François Hermet, professeur en sciences économiquesà franceinfo
Un rapport d'information sénatorial (PDF) de 2021 sur Mayotte détaille ses facteurs d'attractivité : sa situation géographique, l'île étant située à 75 km de sa voisine comorienne d'Anjouan, "l'écart de développement de niveau de vie", la stabilité politique et certains aspects culturels communs. "La permanence des liens familiaux, linguistiques et culturels" de l'ancienne île comorienne facilite "les conditions pratiques d'une telle émigration", estime l'ambassadeur de France aux Comores, Sylvain Riquier, dans ce rapport. Autant de motifs qui dépassent la seule obtention de la nationalité française.
Des points communs entre archipels voisins
Pour autant, si les migrants comoriens n'ont probablement "aucune idée du droit applicable", "ils savent que leurs enfants ont une chance de devenir français, d'avoir un avenir meilleur. Ils réussissent à scolariser leurs gamins sur l'île. Il y a des étudiants d'origine comorienne qui, au bout de deux générations, atteignent l'enseignement supérieur", illustre auprès de franceinfo Serge Slama, professeur de droit public à l'Université Grenoble-Alpes et cosignataire de la tribune du Monde.

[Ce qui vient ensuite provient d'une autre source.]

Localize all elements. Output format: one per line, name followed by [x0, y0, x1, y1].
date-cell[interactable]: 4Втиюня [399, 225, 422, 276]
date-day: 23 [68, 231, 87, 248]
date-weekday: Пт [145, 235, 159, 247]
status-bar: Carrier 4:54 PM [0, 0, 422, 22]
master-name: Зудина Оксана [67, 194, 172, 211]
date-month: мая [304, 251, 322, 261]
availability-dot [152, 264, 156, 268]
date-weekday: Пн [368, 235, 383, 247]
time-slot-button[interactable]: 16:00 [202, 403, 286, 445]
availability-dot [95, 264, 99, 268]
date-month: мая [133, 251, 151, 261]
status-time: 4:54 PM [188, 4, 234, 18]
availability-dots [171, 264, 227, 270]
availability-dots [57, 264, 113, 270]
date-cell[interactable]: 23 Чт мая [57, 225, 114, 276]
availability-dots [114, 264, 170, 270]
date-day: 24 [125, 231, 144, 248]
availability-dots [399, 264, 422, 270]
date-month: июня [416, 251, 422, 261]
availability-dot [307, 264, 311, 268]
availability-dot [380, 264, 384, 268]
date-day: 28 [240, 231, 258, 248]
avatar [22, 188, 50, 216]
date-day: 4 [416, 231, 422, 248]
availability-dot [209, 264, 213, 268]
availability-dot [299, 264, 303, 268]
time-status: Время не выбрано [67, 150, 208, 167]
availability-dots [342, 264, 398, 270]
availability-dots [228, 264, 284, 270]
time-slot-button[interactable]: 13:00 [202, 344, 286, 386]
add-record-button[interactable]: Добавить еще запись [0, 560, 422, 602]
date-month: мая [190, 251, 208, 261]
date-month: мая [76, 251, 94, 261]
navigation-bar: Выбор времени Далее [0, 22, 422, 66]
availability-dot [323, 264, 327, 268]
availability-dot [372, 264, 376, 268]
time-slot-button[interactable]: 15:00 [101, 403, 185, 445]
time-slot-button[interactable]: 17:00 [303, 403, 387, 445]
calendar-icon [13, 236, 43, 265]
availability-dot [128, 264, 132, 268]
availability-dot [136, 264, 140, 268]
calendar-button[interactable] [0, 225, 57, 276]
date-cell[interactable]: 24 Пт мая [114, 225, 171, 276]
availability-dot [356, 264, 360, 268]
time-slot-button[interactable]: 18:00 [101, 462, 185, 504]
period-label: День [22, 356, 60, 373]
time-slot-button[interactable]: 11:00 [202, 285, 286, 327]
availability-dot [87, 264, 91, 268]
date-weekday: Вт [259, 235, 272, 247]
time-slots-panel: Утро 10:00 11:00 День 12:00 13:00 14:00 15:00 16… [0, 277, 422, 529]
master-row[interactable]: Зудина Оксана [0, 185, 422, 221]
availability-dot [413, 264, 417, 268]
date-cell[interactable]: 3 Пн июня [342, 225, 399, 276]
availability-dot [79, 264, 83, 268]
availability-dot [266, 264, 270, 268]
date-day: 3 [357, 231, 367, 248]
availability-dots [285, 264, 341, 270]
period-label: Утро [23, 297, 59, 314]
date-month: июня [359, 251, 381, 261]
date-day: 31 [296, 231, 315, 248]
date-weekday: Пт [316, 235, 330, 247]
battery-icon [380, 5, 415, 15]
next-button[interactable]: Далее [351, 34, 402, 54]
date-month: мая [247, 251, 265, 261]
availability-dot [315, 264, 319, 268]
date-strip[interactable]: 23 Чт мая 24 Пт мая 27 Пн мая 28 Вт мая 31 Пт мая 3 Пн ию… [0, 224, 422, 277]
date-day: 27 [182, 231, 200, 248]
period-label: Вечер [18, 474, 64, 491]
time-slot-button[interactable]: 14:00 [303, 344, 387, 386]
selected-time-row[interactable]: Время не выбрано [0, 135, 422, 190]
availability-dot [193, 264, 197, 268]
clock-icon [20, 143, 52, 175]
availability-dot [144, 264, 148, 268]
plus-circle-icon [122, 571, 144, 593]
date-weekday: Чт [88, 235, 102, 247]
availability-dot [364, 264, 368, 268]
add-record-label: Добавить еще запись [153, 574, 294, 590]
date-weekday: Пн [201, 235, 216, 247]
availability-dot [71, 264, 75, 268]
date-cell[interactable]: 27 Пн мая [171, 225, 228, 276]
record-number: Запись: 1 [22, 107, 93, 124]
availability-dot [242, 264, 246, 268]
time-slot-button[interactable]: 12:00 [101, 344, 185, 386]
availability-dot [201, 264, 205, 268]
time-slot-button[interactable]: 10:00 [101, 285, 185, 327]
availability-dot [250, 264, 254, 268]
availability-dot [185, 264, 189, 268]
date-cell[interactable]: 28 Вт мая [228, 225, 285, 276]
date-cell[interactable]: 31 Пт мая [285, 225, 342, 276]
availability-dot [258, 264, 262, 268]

"S'agissant des Comoriens à Mayotte, il est difficile pour moi de parler de migrants étrangers, dans la mesure où rien ne les distingue, si ce n'est que certains se retrouvent sur ce territoire avec la nationalité française et d'autres, pas", explique à franceinfo l'ethnologue Sophie Blanchy, évoquant plusieurs points communs : la langue comorienne, la religion musulmane et la conception de la parenté. Pour la directrice de recherche émérite au CNRS, la restriction du droit du sol n'aura aucun effet dissuasif.
"Cette restriction est soutenue par les politiques mahorais pour calmer leur électorat. Ils savent que ça ne changera rien. Tout le monde le sait à Mayotte."
Sophie Blanchy, ethnologueà franceinfo
Il existe par ailleurs aux Comores d'autres facteurs incitant à l'émigration, assez anciens. Sophie Blanchy évoque la surpopulation de l'île comorienne d'Anjouan, ainsi que l'expulsion de paysans de leurs terres agricoles pendant la colonisation. A cela, s'ajoute une instabilité politique survenue après l'indépendance du pays, avec une succession de coups d'Etat. Depuis 1999, un régime autoritaire s'est installé, chapeauté par le colonel-président Azali Assoumani.
"Cette considération du droit des étrangers ne prend pas en compte la réalité migratoire dans ses configurations géographique, sociale et économique", déplore Marie-Laure Basilien-Gainche. "Je ne vois pas en quoi la modification de l'accès au droit du sol va supprimer le différentiel de niveau de vie entre les Comores et Mayotte". De l'avis des spécialistes, la solution se trouve plutôt du côté du développement économique du pays voisin.